Finding a rational number in between two rationals

Another possibility is to use the following well-known fact:

$$\frac{a}{c} < \frac{b}{d} \Longrightarrow \frac{a}{c} < \frac{a+b}{c+d} < \frac{b}{d}$$

A simple consequence of this is that

$$\frac{a}{c} < \frac{b}{d} \Longrightarrow \frac{a}{c} < \frac{ma+nb}{mc+nd} < \frac{b}{d} \quad (m,n > 0) $$

This means that for your question, we simply have to find multiples of $10$ and $11$ which add to a power of 2. The simplest one would be $1(10) + 2(11) = 32 = 2^5$, which gives

$$ \frac{9}{10} < \frac{1(9) + 2(10)}{1(10) + 2(11)} < \frac{10}{11} \\ \color{white}{\text{empty}}\\ \frac{9}{10} < \frac{29}{32} < \frac{10}{11} $$

Trying for $64$ or $128$ just yields fractions equivalent to the above, but we can use $19(10) + 6(11) = 256 = 2^8$ to find another one:

$$ \frac{9}{10} < \frac{19(9) + 6(10)}{19(10) + 6(11)} < \frac{10}{11} \\ \color{white}{\text{empty}}\\ \frac{9}{10} < \frac{231}{256} < \frac{10}{11} $$

Express the fractions in binary:

$ \frac{9}{10} = 0.111001100\cdots{}_2 $

$ \frac{10}{11} = 0.111010001\cdots{}_2 $

So try $ 0.11101000{\color{red}0}{}_2 = \frac{29}{32} $.

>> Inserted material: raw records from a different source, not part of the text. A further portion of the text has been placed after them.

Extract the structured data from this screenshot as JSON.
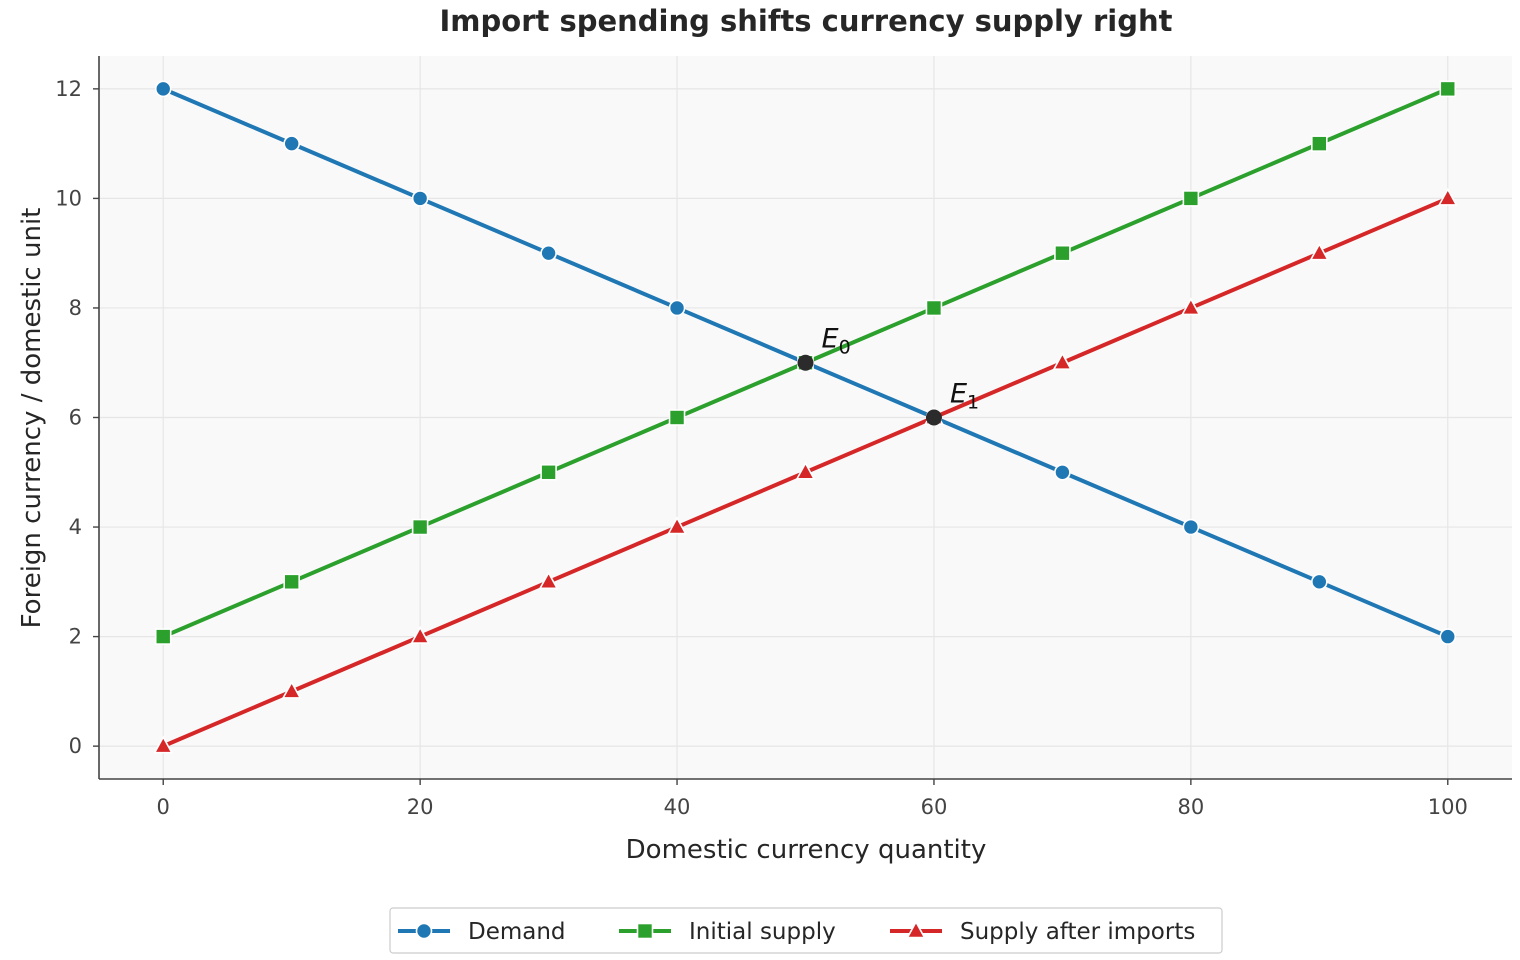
{
  "chart_data": {
    "type": "line",
    "title": "Import spending shifts currency supply right",
    "xlabel": "Domestic currency quantity",
    "ylabel": "Foreign currency / domestic unit",
    "xlim": [
      -5,
      105
    ],
    "ylim": [
      -0.6,
      12.6
    ],
    "xticks": [
      0,
      20,
      40,
      60,
      80,
      100
    ],
    "yticks": [
      0,
      2,
      4,
      6,
      8,
      10,
      12
    ],
    "grid": true,
    "legend_position": "bottom-center",
    "x": [
      0,
      10,
      20,
      30,
      40,
      50,
      60,
      70,
      80,
      90,
      100
    ],
    "series": [
      {
        "name": "Demand",
        "marker": "circle",
        "color": "#1f77b4",
        "values": [
          12,
          11,
          10,
          9,
          8,
          7,
          6,
          5,
          4,
          3,
          2
        ]
      },
      {
        "name": "Initial supply",
        "marker": "square",
        "color": "#2ca02c",
        "values": [
          2,
          3,
          4,
          5,
          6,
          7,
          8,
          9,
          10,
          11,
          12
        ]
      },
      {
        "name": "Supply after imports",
        "marker": "triangle",
        "color": "#d62728",
        "values": [
          0,
          1,
          2,
          3,
          4,
          5,
          6,
          7,
          8,
          9,
          10
        ]
      }
    ],
    "annotations": [
      {
        "label": "E",
        "subscript": "0",
        "x": 50,
        "y": 7
      },
      {
        "label": "E",
        "subscript": "1",
        "x": 60,
        "y": 6
      }
    ]
  },
  "colors": {
    "plot_background": "#f9f9f9",
    "equilibrium_point": "#2b2b2b"
  }
}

This is the solution with smallest denominator.

To keep the arithmetic simple, let's look for a number of the form $\frac{m}{2^n}$ between $\frac{1}{11}$ and $\frac{1}{10}$. Then just subtract it from $1$ for your answer. So we have: $$\frac{1}{11}<\frac{m}{2^n}<\frac{1}{10}$$ which is the same as $$10m<2^n<11m$$ Now look for $m$ such that the interval $(10m,11m)$ contains a power of $2$. You don't have to look for long.